Over the last year, as chair of the RCVS Veterinary Nurses Council Legislation Working Party (VN LWP), I’ve been immersed in the issues relating to how the profession might be regulated most effectively. I was frustrated, therefore, to read in the April issue of VNJ that the editor felt VN Council was obsessed with simply protecting the title of Registered Veterinary Nurse’ and should ‘start focusing on protecting the role’.

The VN LWP was set up by the VN Council in 2011 and charged with developing detailed proposals for the statutory regulation of veterinary nurses, so as to safeguard the health and welfare of animals. To this end, the working party was asked to define the role and activities of the veterinary nurse and to consider how best the profession might be regulated, whether by protection of role or title.

It is actually untrue that the VN Council or my working group has been obsessed’ with the protection of title. Indeed, the VN LWP began its programme of work by seeking to define the role and activities of the veterinary nurse and to outline the ethos of the profession. We considered that only by setting out the role and activities of veterinary nurses would it be possible to design an effective and future-proof regime for the regulation of the profession.

Early on, however, it became clear that a statutory regime to protect the role of veterinary nurses presented almost insurmountable practical difficulties, as it would not be appropriate to restrict many of the activities performed by VNs, solely to VNs.

Moreover, research by the VN LWP showed that any proposal to protect the area of work would be highly unlikely to win the support of the Government as it would not be in keeping with the modern approach to the regulation of professions, which focuses on the protection of titles. The LWP, therefore, took a deliberate decision to pursue a regulatory regime that would protect the title Veterinary Nurse.
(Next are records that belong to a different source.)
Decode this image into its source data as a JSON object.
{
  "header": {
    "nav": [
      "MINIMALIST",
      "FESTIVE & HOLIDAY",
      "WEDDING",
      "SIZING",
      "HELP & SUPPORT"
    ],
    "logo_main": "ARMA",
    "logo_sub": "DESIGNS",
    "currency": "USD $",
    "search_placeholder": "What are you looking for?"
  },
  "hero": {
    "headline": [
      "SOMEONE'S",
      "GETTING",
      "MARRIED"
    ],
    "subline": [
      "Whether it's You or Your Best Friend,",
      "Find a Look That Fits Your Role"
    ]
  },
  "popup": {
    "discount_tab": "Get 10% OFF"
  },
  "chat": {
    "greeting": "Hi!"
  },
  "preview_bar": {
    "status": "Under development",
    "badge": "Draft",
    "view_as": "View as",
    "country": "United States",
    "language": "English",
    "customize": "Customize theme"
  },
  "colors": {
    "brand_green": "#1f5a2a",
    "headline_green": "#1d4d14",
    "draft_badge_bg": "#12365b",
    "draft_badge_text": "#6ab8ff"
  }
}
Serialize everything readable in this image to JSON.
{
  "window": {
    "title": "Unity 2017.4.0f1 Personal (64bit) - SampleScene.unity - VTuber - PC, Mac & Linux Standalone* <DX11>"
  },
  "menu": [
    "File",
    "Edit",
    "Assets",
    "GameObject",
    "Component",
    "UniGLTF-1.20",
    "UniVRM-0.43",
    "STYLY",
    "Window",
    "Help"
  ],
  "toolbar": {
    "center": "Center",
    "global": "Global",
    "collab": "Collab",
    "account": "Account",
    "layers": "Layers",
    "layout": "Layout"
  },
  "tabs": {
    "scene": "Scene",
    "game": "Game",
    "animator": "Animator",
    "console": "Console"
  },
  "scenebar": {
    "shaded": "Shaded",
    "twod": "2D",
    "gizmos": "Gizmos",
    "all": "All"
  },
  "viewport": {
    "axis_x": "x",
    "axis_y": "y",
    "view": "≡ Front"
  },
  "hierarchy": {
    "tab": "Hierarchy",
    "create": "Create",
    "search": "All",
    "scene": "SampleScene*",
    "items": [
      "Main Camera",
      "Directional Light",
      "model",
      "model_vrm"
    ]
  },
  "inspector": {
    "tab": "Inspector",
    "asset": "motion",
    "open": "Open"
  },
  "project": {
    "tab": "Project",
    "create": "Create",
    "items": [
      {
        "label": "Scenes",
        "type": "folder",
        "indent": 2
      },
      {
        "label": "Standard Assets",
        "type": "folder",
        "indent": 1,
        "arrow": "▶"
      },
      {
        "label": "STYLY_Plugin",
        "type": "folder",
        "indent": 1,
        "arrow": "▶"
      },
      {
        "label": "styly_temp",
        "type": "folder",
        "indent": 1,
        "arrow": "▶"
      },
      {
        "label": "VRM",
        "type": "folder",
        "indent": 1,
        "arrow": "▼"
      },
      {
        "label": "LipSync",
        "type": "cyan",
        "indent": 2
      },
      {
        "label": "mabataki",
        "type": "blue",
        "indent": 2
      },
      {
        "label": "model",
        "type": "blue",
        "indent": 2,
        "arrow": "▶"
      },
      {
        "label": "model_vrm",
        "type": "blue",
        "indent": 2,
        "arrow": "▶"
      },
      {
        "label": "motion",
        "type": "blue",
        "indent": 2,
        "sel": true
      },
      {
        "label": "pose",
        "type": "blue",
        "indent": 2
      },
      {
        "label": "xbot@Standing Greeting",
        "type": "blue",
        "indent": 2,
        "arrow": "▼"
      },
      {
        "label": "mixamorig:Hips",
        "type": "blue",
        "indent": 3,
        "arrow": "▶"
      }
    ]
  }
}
It is vital to note that the VN LWP is not being protectionist in seeking to restrict the use of title Veterinary Nurse. Rather, protection of the title will provide the basis for a regulatory regime that will allow the College to take action against veterinary nurses found guilty of serious professional misconduct and to remove them from any new statutory list. This will prevent them from undertaking Schedule 3 activities or calling themselves veterinary nurses.

The VN LWP has made great progress over the last year, and I’m delighted by the positive contributions made by the BVNA representative on the working party. These have helped enormously in the process of developing proposals for a statutory regime for the regulation of nurses that will serve the public interest by better protecting the health and welfare of animals.